The IRS simply does not like cash transactions, particularly a large number of them for a small business, especially sole proprietorships. They just assume that you are either going to forget to report some income or worse, you will intentionally avoid reporting cash receipts as income.
- Abnormally high salaries.
Because there are tax advantages available to business owners that can vary based on business income and salaries paid to key personnel and owners, you must be careful to not take an abnormally high salary or pay others salaries that are out of line with similar work performed in other businesses.
- Errors in math and rounding off numbers.
When it comes to taxes and their forms, the IRS wants deadly accuracy. Rounding off numbers can work in many areas of business, but not for taxes. Rounding numbers leads to calculation errors. Avoid calculation errors in any work with numbers for taxes. Double or even triple check your math.
- Failure to report taxable income.
This is a major area of concern and scrutiny. Do not assume that you can fail to report income if a client or customer does not send you the required Form 1099. You keep up with your accounting and report all income for taxes.
- Rental income loss reporting.
The IRS strictly limits the conditions under which a loss can be reported from rental income. Even if you think that you see a legitimate reason for a loss from rental operations, consult with an experienced accountant to determine deductibility.

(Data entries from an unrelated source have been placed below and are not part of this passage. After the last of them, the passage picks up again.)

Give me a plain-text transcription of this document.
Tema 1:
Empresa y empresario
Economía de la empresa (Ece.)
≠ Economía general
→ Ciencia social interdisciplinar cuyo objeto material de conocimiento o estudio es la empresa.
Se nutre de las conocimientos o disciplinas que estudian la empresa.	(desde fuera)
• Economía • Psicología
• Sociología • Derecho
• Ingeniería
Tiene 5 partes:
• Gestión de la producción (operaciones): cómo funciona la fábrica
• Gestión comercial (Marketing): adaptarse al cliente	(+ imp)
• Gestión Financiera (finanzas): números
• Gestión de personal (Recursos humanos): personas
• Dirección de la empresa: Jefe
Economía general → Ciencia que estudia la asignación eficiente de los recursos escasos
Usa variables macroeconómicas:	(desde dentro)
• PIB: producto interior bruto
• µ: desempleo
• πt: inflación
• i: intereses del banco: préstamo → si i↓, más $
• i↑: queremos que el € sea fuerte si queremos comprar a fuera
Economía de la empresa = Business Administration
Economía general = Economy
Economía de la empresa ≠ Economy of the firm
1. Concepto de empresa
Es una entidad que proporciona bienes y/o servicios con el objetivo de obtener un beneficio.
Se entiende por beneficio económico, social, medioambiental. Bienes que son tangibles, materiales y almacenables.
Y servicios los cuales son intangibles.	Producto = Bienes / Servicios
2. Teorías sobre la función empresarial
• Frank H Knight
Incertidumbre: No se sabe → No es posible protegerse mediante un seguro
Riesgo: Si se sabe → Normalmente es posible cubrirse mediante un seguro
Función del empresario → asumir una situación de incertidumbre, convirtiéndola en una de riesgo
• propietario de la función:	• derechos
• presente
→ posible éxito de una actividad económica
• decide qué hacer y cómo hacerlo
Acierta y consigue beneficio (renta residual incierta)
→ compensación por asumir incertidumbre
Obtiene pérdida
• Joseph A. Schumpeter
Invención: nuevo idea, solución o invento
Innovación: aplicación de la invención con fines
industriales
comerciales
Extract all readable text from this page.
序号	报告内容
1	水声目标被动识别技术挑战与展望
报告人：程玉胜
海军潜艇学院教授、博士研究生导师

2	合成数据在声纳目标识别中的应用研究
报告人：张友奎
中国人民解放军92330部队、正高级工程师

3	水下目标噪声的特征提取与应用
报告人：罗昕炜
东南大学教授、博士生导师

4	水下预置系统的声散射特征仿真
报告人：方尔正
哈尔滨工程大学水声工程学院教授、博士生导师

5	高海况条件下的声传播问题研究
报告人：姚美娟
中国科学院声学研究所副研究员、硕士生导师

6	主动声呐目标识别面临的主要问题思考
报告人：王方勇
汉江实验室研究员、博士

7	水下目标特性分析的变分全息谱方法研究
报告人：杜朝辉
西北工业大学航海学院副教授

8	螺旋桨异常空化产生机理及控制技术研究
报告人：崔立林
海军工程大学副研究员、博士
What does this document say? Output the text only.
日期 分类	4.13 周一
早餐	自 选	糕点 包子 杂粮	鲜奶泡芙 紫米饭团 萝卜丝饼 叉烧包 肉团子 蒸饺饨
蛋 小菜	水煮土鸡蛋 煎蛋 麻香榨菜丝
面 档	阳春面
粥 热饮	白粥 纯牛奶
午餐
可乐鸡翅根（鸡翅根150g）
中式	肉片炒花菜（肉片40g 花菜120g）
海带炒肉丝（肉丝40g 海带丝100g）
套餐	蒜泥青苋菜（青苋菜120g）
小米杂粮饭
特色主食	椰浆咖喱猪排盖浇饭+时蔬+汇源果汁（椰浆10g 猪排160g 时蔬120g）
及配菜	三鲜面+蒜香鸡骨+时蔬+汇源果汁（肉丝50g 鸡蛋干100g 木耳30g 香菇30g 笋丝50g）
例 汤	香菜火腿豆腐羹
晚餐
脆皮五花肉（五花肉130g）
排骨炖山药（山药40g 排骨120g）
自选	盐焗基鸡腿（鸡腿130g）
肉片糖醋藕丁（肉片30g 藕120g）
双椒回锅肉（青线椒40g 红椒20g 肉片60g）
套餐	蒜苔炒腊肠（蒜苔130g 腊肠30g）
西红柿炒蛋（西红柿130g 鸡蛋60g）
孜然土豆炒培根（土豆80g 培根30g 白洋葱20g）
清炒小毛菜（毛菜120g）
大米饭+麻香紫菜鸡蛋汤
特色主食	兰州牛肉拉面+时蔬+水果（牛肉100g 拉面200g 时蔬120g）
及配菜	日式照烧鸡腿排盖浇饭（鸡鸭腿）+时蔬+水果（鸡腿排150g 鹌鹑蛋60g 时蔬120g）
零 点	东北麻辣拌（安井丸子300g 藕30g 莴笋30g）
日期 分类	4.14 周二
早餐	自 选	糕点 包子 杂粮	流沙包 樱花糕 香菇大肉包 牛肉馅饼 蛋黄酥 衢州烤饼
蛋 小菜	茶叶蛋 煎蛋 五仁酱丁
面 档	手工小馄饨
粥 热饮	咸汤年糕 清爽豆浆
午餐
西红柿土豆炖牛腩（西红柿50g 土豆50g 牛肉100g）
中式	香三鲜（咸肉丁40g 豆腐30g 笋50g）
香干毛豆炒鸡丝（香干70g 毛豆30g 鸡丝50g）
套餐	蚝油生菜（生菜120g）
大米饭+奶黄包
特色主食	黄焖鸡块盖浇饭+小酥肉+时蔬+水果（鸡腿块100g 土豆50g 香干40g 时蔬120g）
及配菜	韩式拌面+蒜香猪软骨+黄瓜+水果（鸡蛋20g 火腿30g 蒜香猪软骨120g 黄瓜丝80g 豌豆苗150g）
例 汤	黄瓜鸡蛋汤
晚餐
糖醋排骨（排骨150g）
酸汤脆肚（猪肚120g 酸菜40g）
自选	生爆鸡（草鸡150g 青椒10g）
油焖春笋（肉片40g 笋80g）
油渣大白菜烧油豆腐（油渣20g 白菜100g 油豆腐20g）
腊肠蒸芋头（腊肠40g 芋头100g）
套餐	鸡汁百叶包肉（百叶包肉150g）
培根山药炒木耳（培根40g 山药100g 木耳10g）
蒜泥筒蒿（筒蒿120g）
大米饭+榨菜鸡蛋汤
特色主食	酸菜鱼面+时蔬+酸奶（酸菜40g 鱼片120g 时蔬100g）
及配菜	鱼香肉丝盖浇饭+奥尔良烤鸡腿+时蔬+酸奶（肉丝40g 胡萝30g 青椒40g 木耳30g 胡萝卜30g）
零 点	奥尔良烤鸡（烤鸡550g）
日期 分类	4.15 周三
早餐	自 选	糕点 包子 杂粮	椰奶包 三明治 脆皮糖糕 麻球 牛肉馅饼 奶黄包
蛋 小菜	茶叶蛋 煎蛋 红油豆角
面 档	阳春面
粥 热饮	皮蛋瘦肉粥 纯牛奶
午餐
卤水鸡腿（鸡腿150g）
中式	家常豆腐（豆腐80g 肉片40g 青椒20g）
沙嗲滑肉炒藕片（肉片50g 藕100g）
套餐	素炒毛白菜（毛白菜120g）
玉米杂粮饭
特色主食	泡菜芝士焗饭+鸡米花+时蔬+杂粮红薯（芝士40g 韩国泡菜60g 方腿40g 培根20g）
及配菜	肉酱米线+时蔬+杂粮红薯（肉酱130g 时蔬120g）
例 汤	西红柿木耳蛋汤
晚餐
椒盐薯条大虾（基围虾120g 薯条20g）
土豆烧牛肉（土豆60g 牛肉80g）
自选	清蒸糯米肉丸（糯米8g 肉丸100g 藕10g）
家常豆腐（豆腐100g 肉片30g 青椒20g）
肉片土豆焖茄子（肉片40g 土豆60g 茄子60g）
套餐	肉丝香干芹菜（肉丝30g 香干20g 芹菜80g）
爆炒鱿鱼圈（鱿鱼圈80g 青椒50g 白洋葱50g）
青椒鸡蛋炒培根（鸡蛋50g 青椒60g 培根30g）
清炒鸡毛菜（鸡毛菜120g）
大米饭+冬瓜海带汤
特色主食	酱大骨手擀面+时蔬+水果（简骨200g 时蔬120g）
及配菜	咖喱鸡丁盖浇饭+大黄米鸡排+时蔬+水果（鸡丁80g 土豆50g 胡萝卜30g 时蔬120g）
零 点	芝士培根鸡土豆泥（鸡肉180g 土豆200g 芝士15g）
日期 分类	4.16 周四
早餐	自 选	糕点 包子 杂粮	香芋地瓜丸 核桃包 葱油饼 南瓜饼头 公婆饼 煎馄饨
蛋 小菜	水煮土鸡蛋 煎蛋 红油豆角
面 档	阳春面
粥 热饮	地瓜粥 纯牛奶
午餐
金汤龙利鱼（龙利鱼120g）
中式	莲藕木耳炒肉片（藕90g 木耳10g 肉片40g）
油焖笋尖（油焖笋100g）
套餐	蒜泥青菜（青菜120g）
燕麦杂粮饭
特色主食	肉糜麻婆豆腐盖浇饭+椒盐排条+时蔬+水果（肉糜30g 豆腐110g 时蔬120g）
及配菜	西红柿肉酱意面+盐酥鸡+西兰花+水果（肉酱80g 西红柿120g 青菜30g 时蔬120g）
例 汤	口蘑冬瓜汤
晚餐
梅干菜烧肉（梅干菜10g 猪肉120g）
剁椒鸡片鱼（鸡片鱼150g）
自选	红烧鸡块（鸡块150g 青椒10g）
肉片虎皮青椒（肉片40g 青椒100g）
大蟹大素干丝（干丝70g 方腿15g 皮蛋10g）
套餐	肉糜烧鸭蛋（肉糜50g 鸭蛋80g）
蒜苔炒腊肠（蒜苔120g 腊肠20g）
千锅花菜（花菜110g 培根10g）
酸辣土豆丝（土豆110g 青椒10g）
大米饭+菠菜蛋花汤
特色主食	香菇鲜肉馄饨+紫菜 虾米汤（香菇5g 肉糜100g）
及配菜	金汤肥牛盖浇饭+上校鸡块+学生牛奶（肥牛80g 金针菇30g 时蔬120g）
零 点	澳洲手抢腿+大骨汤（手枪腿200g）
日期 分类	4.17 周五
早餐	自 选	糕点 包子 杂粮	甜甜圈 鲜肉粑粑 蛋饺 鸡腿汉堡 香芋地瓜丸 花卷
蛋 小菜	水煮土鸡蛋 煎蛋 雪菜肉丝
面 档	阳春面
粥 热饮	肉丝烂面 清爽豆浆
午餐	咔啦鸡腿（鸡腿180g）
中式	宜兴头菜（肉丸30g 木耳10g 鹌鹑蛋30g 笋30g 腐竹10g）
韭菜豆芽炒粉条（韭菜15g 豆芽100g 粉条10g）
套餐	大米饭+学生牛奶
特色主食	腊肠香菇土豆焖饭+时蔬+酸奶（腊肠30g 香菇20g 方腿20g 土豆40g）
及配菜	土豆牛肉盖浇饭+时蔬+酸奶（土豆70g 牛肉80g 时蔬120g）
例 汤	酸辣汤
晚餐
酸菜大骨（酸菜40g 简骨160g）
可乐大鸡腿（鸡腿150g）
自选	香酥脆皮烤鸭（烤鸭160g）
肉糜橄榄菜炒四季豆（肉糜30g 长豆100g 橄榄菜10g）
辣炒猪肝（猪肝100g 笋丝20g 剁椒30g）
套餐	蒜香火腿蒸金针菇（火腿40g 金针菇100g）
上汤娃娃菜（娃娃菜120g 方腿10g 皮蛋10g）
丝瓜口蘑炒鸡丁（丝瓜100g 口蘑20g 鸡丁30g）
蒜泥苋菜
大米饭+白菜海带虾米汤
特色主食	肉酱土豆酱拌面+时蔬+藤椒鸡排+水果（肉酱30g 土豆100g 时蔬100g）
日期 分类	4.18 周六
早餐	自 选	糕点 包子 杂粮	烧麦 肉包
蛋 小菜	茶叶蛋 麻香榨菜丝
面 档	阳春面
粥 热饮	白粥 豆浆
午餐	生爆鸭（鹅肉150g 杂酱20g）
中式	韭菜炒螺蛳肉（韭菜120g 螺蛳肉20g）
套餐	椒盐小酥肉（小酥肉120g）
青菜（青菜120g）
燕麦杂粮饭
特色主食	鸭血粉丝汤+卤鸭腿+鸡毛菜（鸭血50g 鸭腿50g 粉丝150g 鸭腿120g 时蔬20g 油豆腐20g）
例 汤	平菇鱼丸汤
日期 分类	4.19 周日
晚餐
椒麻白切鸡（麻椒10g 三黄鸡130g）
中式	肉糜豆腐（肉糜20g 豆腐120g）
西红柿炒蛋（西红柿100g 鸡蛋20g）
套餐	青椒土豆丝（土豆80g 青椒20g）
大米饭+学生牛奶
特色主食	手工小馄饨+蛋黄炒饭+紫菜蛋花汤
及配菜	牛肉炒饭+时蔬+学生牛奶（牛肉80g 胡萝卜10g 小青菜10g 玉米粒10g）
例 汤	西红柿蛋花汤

- Adopting digital currency.
While it may be the hot topic at business gatherings, the governments around the world and the IRS are working hard to understand the many digital currency offerings and how they could shield taxable income from their scrutiny. Do not jump on the digital bandwagon for your business currency exchanges until more is known.
- Too many deductions.
It can be tempting to deduct every little expense you incur during your business operations and even some personal life situations. The IRS scrutinizes sole proprietors even more than other business entities because they can have a tendency to mix business and pleasure for expense deductions.
There you have a top 10 list for mistakes that can get you audited. There are others but consult with your accountant when you have questions.